Now the bad, sad news: Among those with the worst LSAT scores, there hasn't been that much of a drop. For those who scored in the 140–144 range, the drop was just slightly over 6 percent; while for those in the 140 or below range, the drop was just over 4 percent.
In case, you've been out of the LSAT loop for a while, The Atlantic's Jordan Weissmann puts it in context:
To get into a top 50 law school, you need roughly a 160 on your LSAT, give or take a few points. To break into one of the vaunted Top 14 programs . . . you realistically at least need something closer to a 165. Once you start looking at the super elites, you're talking 170 and above.
I can hear some of your complaints already: Why the focus on the top schools? I've often been accused of elitism, but let me repeat my shtick: Law is an elite profession. And even if you don't aspire to work at an Am Law 100 or 200 firm, it behooves you to go to at least a top 50 school (personally, my cutoff would be top 20) if you want a realistic shot at getting a decent law-related job.

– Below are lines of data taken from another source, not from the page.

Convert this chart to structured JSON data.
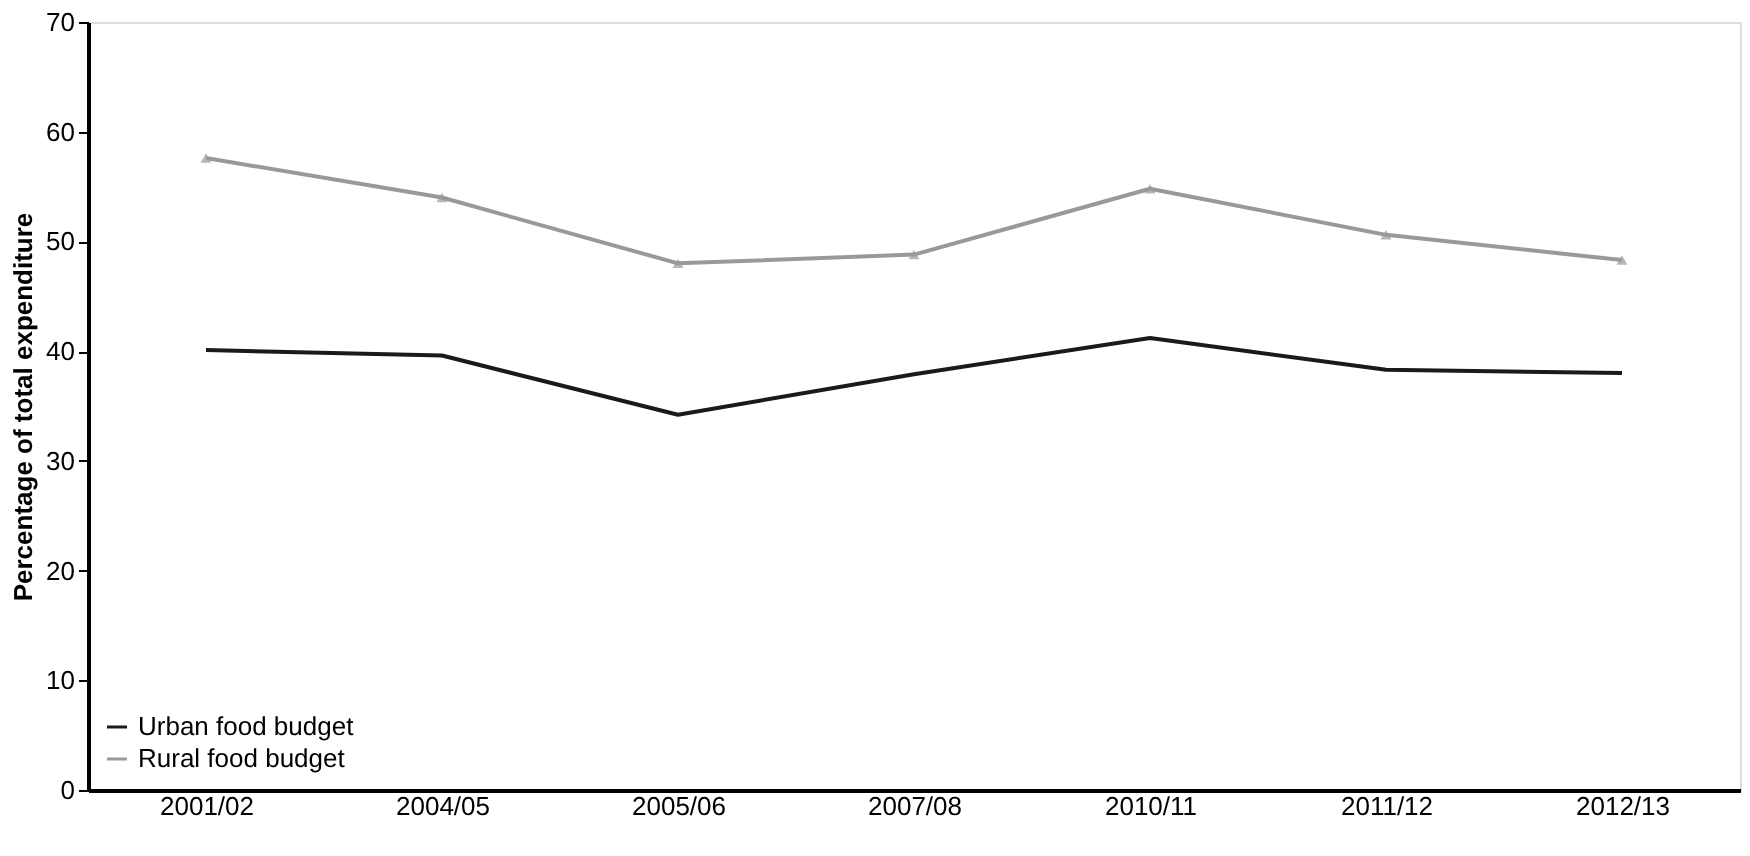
{
  "chart_data": {
    "type": "line",
    "ylabel": "Percentage of total expenditure",
    "categories": [
      "2001/02",
      "2004/05",
      "2005/06",
      "2007/08",
      "2010/11",
      "2011/12",
      "2012/13"
    ],
    "series": [
      {
        "name": "Urban food budget",
        "color": "#1a1a1a",
        "marker": "none",
        "values": [
          40.1,
          39.6,
          34.2,
          37.9,
          41.2,
          38.3,
          38.0
        ]
      },
      {
        "name": "Rural food budget",
        "color": "#999999",
        "marker": "triangle",
        "values": [
          57.6,
          54.0,
          48.0,
          48.8,
          54.8,
          50.6,
          48.3
        ]
      }
    ],
    "ylim": [
      0,
      70
    ],
    "yticks": [
      0,
      10,
      20,
      30,
      40,
      50,
      60,
      70
    ],
    "grid": false,
    "legend": "bottom left",
    "line_style": "solid"
  }
}
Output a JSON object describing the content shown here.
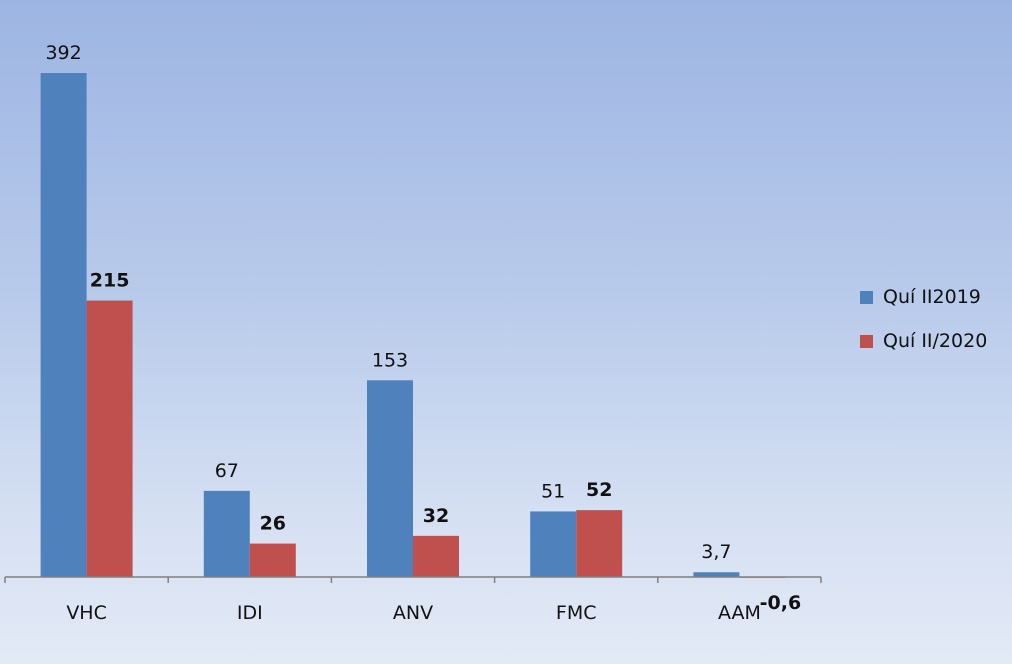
{
  "chart_data": {
    "type": "bar",
    "title": "",
    "xlabel": "",
    "ylabel": "",
    "categories": [
      "VHC",
      "IDI",
      "ANV",
      "FMC",
      "AAM"
    ],
    "series": [
      {
        "name": "Quí II2019",
        "color": "#4f81bd",
        "values": [
          392,
          67,
          153,
          51,
          3.7
        ],
        "labels": [
          "392",
          "67",
          "153",
          "51",
          "3,7"
        ],
        "label_bold": false
      },
      {
        "name": "Quí II/2020",
        "color": "#c0504d",
        "values": [
          215,
          26,
          32,
          52,
          -0.6
        ],
        "labels": [
          "215",
          "26",
          "32",
          "52",
          "-0,6"
        ],
        "label_bold": true
      }
    ],
    "ylim": [
      0,
      392
    ],
    "grid": false,
    "legend_position": "right"
  }
}
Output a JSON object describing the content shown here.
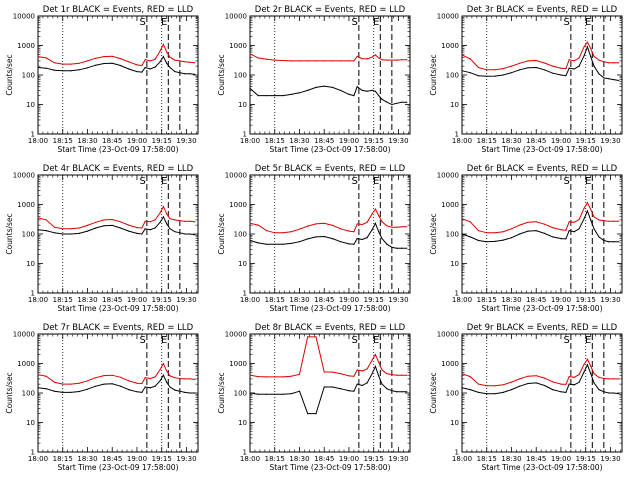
{
  "figure": {
    "ylabel": "Counts/sec",
    "xlabel": "Start Time (23-Oct-09 17:58:00)",
    "x_ticks": [
      "18:00",
      "18:15",
      "18:30",
      "18:45",
      "19:00",
      "19:15",
      "19:30"
    ],
    "y_ticks": [
      "1",
      "10",
      "100",
      "1000",
      "10000"
    ],
    "legend": "BLACK = Events, RED = LLD",
    "colors": {
      "events": "#000000",
      "lld": "#e00000",
      "axes": "#000000"
    },
    "markers": [
      {
        "label": "S",
        "time": "19:06"
      },
      {
        "label": "E",
        "time": "19:19"
      },
      {
        "label": "",
        "time": "19:26"
      }
    ]
  },
  "chart_data": [
    {
      "type": "line",
      "title": "Det 1r BLACK = Events, RED = LLD",
      "xlabel": "Start Time (23-Oct-09 17:58:00)",
      "ylabel": "Counts/sec",
      "yscale": "log",
      "ylim": [
        1,
        10000
      ],
      "xlim": [
        "18:00",
        "19:37"
      ],
      "x": [
        "18:00",
        "18:05",
        "18:10",
        "18:15",
        "18:20",
        "18:25",
        "18:30",
        "18:35",
        "18:40",
        "18:45",
        "18:50",
        "18:55",
        "19:00",
        "19:03",
        "19:05",
        "19:08",
        "19:11",
        "19:14",
        "19:16",
        "19:18",
        "19:20",
        "19:23",
        "19:26",
        "19:29",
        "19:32",
        "19:35"
      ],
      "series": [
        {
          "name": "Events",
          "color": "#000000",
          "values": [
            180,
            170,
            145,
            140,
            140,
            150,
            175,
            215,
            245,
            250,
            210,
            160,
            130,
            125,
            180,
            160,
            185,
            280,
            420,
            250,
            180,
            130,
            120,
            110,
            110,
            105
          ]
        },
        {
          "name": "LLD",
          "color": "#e00000",
          "values": [
            420,
            380,
            260,
            235,
            235,
            250,
            300,
            370,
            420,
            430,
            360,
            280,
            220,
            210,
            330,
            300,
            340,
            650,
            1100,
            600,
            400,
            320,
            300,
            280,
            270,
            260
          ]
        }
      ]
    },
    {
      "type": "line",
      "title": "Det 2r BLACK = Events, RED = LLD",
      "xlabel": "Start Time (23-Oct-09 17:58:00)",
      "ylabel": "Counts/sec",
      "yscale": "log",
      "ylim": [
        1,
        10000
      ],
      "xlim": [
        "18:00",
        "19:37"
      ],
      "x": [
        "18:00",
        "18:05",
        "18:10",
        "18:15",
        "18:20",
        "18:25",
        "18:30",
        "18:35",
        "18:40",
        "18:45",
        "18:50",
        "18:55",
        "19:00",
        "19:03",
        "19:05",
        "19:08",
        "19:11",
        "19:14",
        "19:16",
        "19:18",
        "19:20",
        "19:23",
        "19:26",
        "19:29",
        "19:32",
        "19:35"
      ],
      "series": [
        {
          "name": "Events",
          "color": "#000000",
          "values": [
            35,
            20,
            20,
            20,
            20,
            22,
            25,
            30,
            38,
            42,
            38,
            30,
            22,
            20,
            40,
            30,
            28,
            30,
            28,
            20,
            15,
            12,
            10,
            11,
            12,
            12
          ]
        },
        {
          "name": "LLD",
          "color": "#e00000",
          "values": [
            520,
            380,
            340,
            320,
            310,
            300,
            300,
            300,
            300,
            300,
            300,
            300,
            300,
            300,
            430,
            360,
            350,
            400,
            480,
            380,
            330,
            320,
            320,
            320,
            330,
            330
          ]
        }
      ]
    },
    {
      "type": "line",
      "title": "Det 3r BLACK = Events, RED = LLD",
      "xlabel": "Start Time (23-Oct-09 17:58:00)",
      "ylabel": "Counts/sec",
      "yscale": "log",
      "ylim": [
        1,
        10000
      ],
      "xlim": [
        "18:00",
        "19:37"
      ],
      "x": [
        "18:00",
        "18:05",
        "18:10",
        "18:15",
        "18:20",
        "18:25",
        "18:30",
        "18:35",
        "18:40",
        "18:45",
        "18:50",
        "18:55",
        "19:00",
        "19:03",
        "19:05",
        "19:08",
        "19:11",
        "19:14",
        "19:16",
        "19:18",
        "19:20",
        "19:23",
        "19:26",
        "19:29",
        "19:32",
        "19:35"
      ],
      "series": [
        {
          "name": "Events",
          "color": "#000000",
          "values": [
            140,
            120,
            95,
            90,
            92,
            100,
            120,
            150,
            175,
            180,
            150,
            115,
            100,
            95,
            170,
            160,
            200,
            450,
            900,
            420,
            200,
            110,
            80,
            75,
            70,
            65
          ]
        },
        {
          "name": "LLD",
          "color": "#e00000",
          "values": [
            480,
            350,
            180,
            150,
            150,
            165,
            200,
            250,
            300,
            310,
            255,
            200,
            170,
            165,
            330,
            300,
            380,
            900,
            1300,
            800,
            430,
            320,
            280,
            260,
            260,
            260
          ]
        }
      ]
    },
    {
      "type": "line",
      "title": "Det 4r BLACK = Events, RED = LLD",
      "xlabel": "Start Time (23-Oct-09 17:58:00)",
      "ylabel": "Counts/sec",
      "yscale": "log",
      "ylim": [
        1,
        10000
      ],
      "xlim": [
        "18:00",
        "19:37"
      ],
      "x": [
        "18:00",
        "18:05",
        "18:10",
        "18:15",
        "18:20",
        "18:25",
        "18:30",
        "18:35",
        "18:40",
        "18:45",
        "18:50",
        "18:55",
        "19:00",
        "19:03",
        "19:05",
        "19:08",
        "19:11",
        "19:14",
        "19:16",
        "19:18",
        "19:20",
        "19:23",
        "19:26",
        "19:29",
        "19:32",
        "19:35"
      ],
      "series": [
        {
          "name": "Events",
          "color": "#000000",
          "values": [
            140,
            130,
            110,
            100,
            100,
            105,
            125,
            160,
            190,
            195,
            160,
            125,
            105,
            100,
            150,
            140,
            160,
            250,
            380,
            220,
            150,
            120,
            110,
            100,
            100,
            95
          ]
        },
        {
          "name": "LLD",
          "color": "#e00000",
          "values": [
            350,
            300,
            170,
            150,
            150,
            160,
            195,
            250,
            300,
            310,
            260,
            200,
            165,
            160,
            270,
            260,
            300,
            520,
            850,
            480,
            330,
            300,
            280,
            270,
            270,
            260
          ]
        }
      ]
    },
    {
      "type": "line",
      "title": "Det 5r BLACK = Events, RED = LLD",
      "xlabel": "Start Time (23-Oct-09 17:58:00)",
      "ylabel": "Counts/sec",
      "yscale": "log",
      "ylim": [
        1,
        10000
      ],
      "xlim": [
        "18:00",
        "19:37"
      ],
      "x": [
        "18:00",
        "18:05",
        "18:10",
        "18:15",
        "18:20",
        "18:25",
        "18:30",
        "18:35",
        "18:40",
        "18:45",
        "18:50",
        "18:55",
        "19:00",
        "19:03",
        "19:05",
        "19:08",
        "19:11",
        "19:14",
        "19:16",
        "19:18",
        "19:20",
        "19:23",
        "19:26",
        "19:29",
        "19:32",
        "19:35"
      ],
      "series": [
        {
          "name": "Events",
          "color": "#000000",
          "values": [
            60,
            50,
            45,
            45,
            45,
            48,
            55,
            68,
            80,
            82,
            70,
            55,
            46,
            45,
            70,
            65,
            75,
            140,
            230,
            120,
            70,
            45,
            35,
            33,
            33,
            33
          ]
        },
        {
          "name": "LLD",
          "color": "#e00000",
          "values": [
            230,
            200,
            130,
            110,
            110,
            120,
            145,
            185,
            220,
            230,
            195,
            150,
            125,
            120,
            220,
            210,
            250,
            480,
            700,
            420,
            260,
            190,
            170,
            170,
            175,
            175
          ]
        }
      ]
    },
    {
      "type": "line",
      "title": "Det 6r BLACK = Events, RED = LLD",
      "xlabel": "Start Time (23-Oct-09 17:58:00)",
      "ylabel": "Counts/sec",
      "yscale": "log",
      "ylim": [
        1,
        10000
      ],
      "xlim": [
        "18:00",
        "19:37"
      ],
      "x": [
        "18:00",
        "18:05",
        "18:10",
        "18:15",
        "18:20",
        "18:25",
        "18:30",
        "18:35",
        "18:40",
        "18:45",
        "18:50",
        "18:55",
        "19:00",
        "19:03",
        "19:05",
        "19:08",
        "19:11",
        "19:14",
        "19:16",
        "19:18",
        "19:20",
        "19:23",
        "19:26",
        "19:29",
        "19:32",
        "19:35"
      ],
      "series": [
        {
          "name": "Events",
          "color": "#000000",
          "values": [
            100,
            80,
            60,
            55,
            56,
            62,
            75,
            100,
            125,
            130,
            105,
            80,
            70,
            68,
            130,
            120,
            150,
            330,
            600,
            300,
            150,
            80,
            60,
            55,
            55,
            55
          ]
        },
        {
          "name": "LLD",
          "color": "#e00000",
          "values": [
            330,
            260,
            130,
            110,
            110,
            120,
            150,
            200,
            250,
            260,
            215,
            165,
            140,
            135,
            260,
            250,
            310,
            750,
            1150,
            680,
            380,
            300,
            280,
            270,
            270,
            270
          ]
        }
      ]
    },
    {
      "type": "line",
      "title": "Det 7r BLACK = Events, RED = LLD",
      "xlabel": "Start Time (23-Oct-09 17:58:00)",
      "ylabel": "Counts/sec",
      "yscale": "log",
      "ylim": [
        1,
        10000
      ],
      "xlim": [
        "18:00",
        "19:37"
      ],
      "x": [
        "18:00",
        "18:05",
        "18:10",
        "18:15",
        "18:20",
        "18:25",
        "18:30",
        "18:35",
        "18:40",
        "18:45",
        "18:50",
        "18:55",
        "19:00",
        "19:03",
        "19:05",
        "19:08",
        "19:11",
        "19:14",
        "19:16",
        "19:18",
        "19:20",
        "19:23",
        "19:26",
        "19:29",
        "19:32",
        "19:35"
      ],
      "series": [
        {
          "name": "Events",
          "color": "#000000",
          "values": [
            150,
            140,
            115,
            105,
            105,
            112,
            135,
            170,
            200,
            205,
            170,
            130,
            110,
            105,
            160,
            150,
            170,
            260,
            400,
            230,
            160,
            125,
            115,
            105,
            100,
            100
          ]
        },
        {
          "name": "LLD",
          "color": "#e00000",
          "values": [
            420,
            370,
            230,
            200,
            200,
            215,
            260,
            330,
            390,
            400,
            340,
            260,
            215,
            210,
            330,
            310,
            350,
            620,
            1000,
            560,
            380,
            330,
            310,
            300,
            300,
            290
          ]
        }
      ]
    },
    {
      "type": "line",
      "title": "Det 8r BLACK = Events, RED = LLD",
      "xlabel": "Start Time (23-Oct-09 17:58:00)",
      "ylabel": "Counts/sec",
      "yscale": "log",
      "ylim": [
        1,
        10000
      ],
      "xlim": [
        "18:00",
        "19:37"
      ],
      "x": [
        "18:00",
        "18:05",
        "18:10",
        "18:15",
        "18:20",
        "18:25",
        "18:30",
        "18:35",
        "18:40",
        "18:45",
        "18:50",
        "18:55",
        "19:00",
        "19:03",
        "19:05",
        "19:08",
        "19:11",
        "19:14",
        "19:16",
        "19:18",
        "19:20",
        "19:23",
        "19:26",
        "19:29",
        "19:32",
        "19:35"
      ],
      "series": [
        {
          "name": "Events",
          "color": "#000000",
          "values": [
            100,
            90,
            90,
            90,
            90,
            95,
            115,
            20,
            20,
            160,
            160,
            140,
            120,
            115,
            200,
            180,
            220,
            450,
            800,
            380,
            200,
            140,
            120,
            110,
            110,
            110
          ]
        },
        {
          "name": "LLD",
          "color": "#e00000",
          "values": [
            400,
            360,
            350,
            350,
            350,
            370,
            430,
            8000,
            8000,
            520,
            510,
            450,
            380,
            370,
            600,
            560,
            650,
            1300,
            2000,
            1100,
            600,
            450,
            420,
            400,
            400,
            400
          ]
        }
      ]
    },
    {
      "type": "line",
      "title": "Det 9r BLACK = Events, RED = LLD",
      "xlabel": "Start Time (23-Oct-09 17:58:00)",
      "ylabel": "Counts/sec",
      "yscale": "log",
      "ylim": [
        1,
        10000
      ],
      "xlim": [
        "18:00",
        "19:37"
      ],
      "x": [
        "18:00",
        "18:05",
        "18:10",
        "18:15",
        "18:20",
        "18:25",
        "18:30",
        "18:35",
        "18:40",
        "18:45",
        "18:50",
        "18:55",
        "19:00",
        "19:03",
        "19:05",
        "19:08",
        "19:11",
        "19:14",
        "19:16",
        "19:18",
        "19:20",
        "19:23",
        "19:26",
        "19:29",
        "19:32",
        "19:35"
      ],
      "series": [
        {
          "name": "Events",
          "color": "#000000",
          "values": [
            150,
            130,
            105,
            95,
            95,
            105,
            130,
            170,
            210,
            220,
            180,
            130,
            110,
            105,
            200,
            190,
            230,
            520,
            900,
            460,
            220,
            130,
            110,
            100,
            100,
            95
          ]
        },
        {
          "name": "LLD",
          "color": "#e00000",
          "values": [
            450,
            360,
            200,
            175,
            175,
            190,
            235,
            300,
            370,
            385,
            320,
            240,
            200,
            195,
            360,
            340,
            420,
            950,
            1400,
            820,
            450,
            340,
            310,
            300,
            300,
            300
          ]
        }
      ]
    }
  ]
}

So what's the implication for the legal profession now that fewer high-scorers are going to law school? Will the quality of lawyers—especially those in Big Law—decline as a result?
Frankly, I don't think you need to be a genius to be a successful lawyer. In fact, I'd argue that if you're too smart or are too well-rounded, you'll probably be bored to tears by the repetitive nature of practice. In many ways, it's probably a healthy development that more mid-range applicants will fill the profession.
Really, there's a real silver lining in these latest law school application stats: Maybe those high scorers on the LSAT, who presumably have other options, will be pursuing more worthwhile professions, like medicine, science, or teaching.
Let's just hope they're not saving themselves for Goldman Sachs.